An agency is holding a poll, where each participant can either support or not support some upcoming motion. We model the answers with i.i.d. Bernoulli variables for which $X = 1$ means to support the motion with probability $P(X = 1) = p$. We'd like that results of a poll are within $a$ percentage points of the true fraction with $b$ probability and we are trying to determine what number of people we need to interview in order for this poll to be reliable.
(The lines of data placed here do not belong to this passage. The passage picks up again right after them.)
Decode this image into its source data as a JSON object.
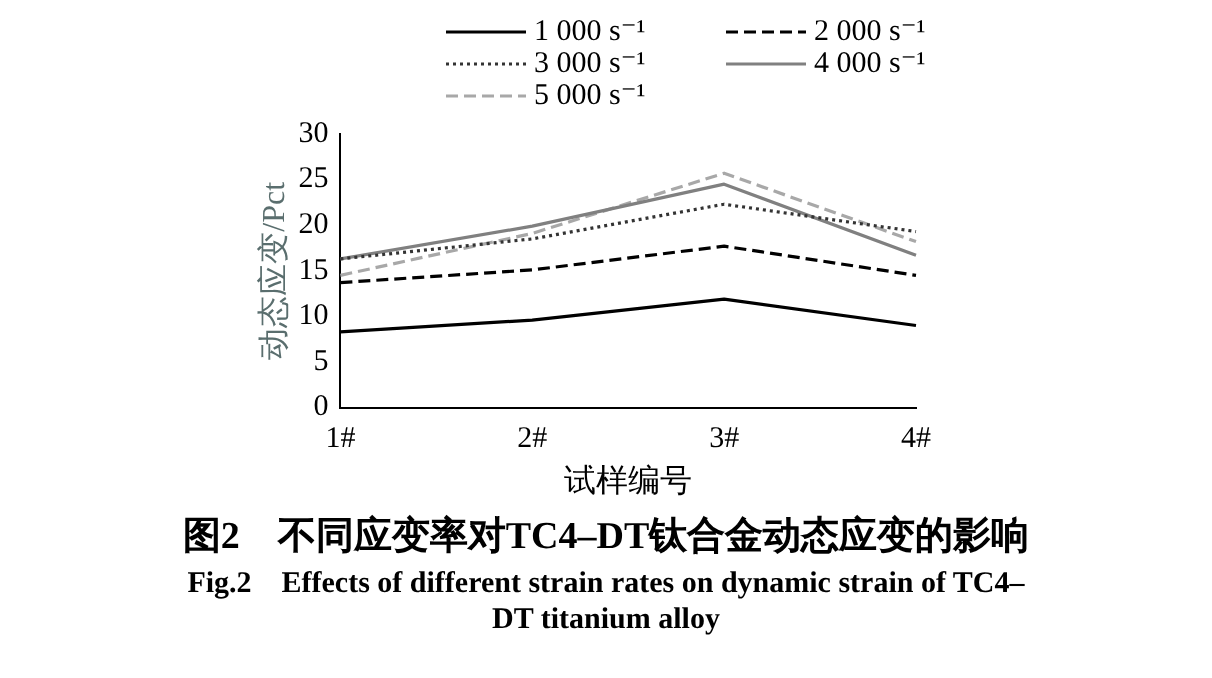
{
  "chart_data": {
    "type": "line",
    "title": "图2　不同应变率对TC4–DT钛合金动态应变的影响",
    "subtitle": "Fig.2　Effects of different strain rates on dynamic strain of TC4–DT titanium alloy",
    "xlabel": "试样编号",
    "ylabel": "动态应变/Pct",
    "categories": [
      "1#",
      "2#",
      "3#",
      "4#"
    ],
    "ylim": [
      0,
      30
    ],
    "yticks": [
      0,
      5,
      10,
      15,
      20,
      25,
      30
    ],
    "grid": false,
    "legend": "top",
    "marker": "none",
    "series": [
      {
        "name": "1 000 s⁻¹",
        "color": "#000000",
        "line_style": "solid",
        "values": [
          8.3,
          9.6,
          11.9,
          9.0
        ]
      },
      {
        "name": "2 000 s⁻¹",
        "color": "#000000",
        "line_style": "dashed",
        "values": [
          13.7,
          15.1,
          17.7,
          14.5
        ]
      },
      {
        "name": "3 000 s⁻¹",
        "color": "#333333",
        "line_style": "dotted",
        "values": [
          16.3,
          18.5,
          22.3,
          19.3
        ]
      },
      {
        "name": "4 000 s⁻¹",
        "color": "#808080",
        "line_style": "solid",
        "values": [
          16.3,
          19.9,
          24.5,
          16.7
        ]
      },
      {
        "name": "5 000 s⁻¹",
        "color": "#a8a8a8",
        "line_style": "dashed",
        "values": [
          14.5,
          19.1,
          25.7,
          18.2
        ]
      }
    ]
  }
}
We know that we are dealing with a binomial distribution and thus $E(X) = pn$. With Chernoff bounds we get $P(X \geq (1 - d)E(X)) \leq e^{-(E(X)d^2)/2}$ and $P(X \geq (1 + d)E(X)) \leq e^{-(E(X)d^2)/(2 + d)}$
So if we set $p = \frac{m}{n}$, where $n$ denotes the total number of participants and $m$ denotes the number of participants who support the motion, we have that $E(X) = pn = m$. Therefore to me this question sounds like finding $m$ for which $P((1-d)E(X) \leq X \leq (1+d)E(X)) = 0.99$. This ends up being equivalent of $0.01 = P(X \geq (1+d)E(X)) + P(X \geq (1-d)E(X))$. However if I use the Chernoff bounds and expand this equation I end up in a situation where $0.01 = e^{-(E(X)d^2)/2} + e^{-(E(X)d^2)/(2 + d)}$ and I have no idea how to factor out the $E(X)$.
So is my reasoning correct and/or is there a less painful way of solving for $E(X)$?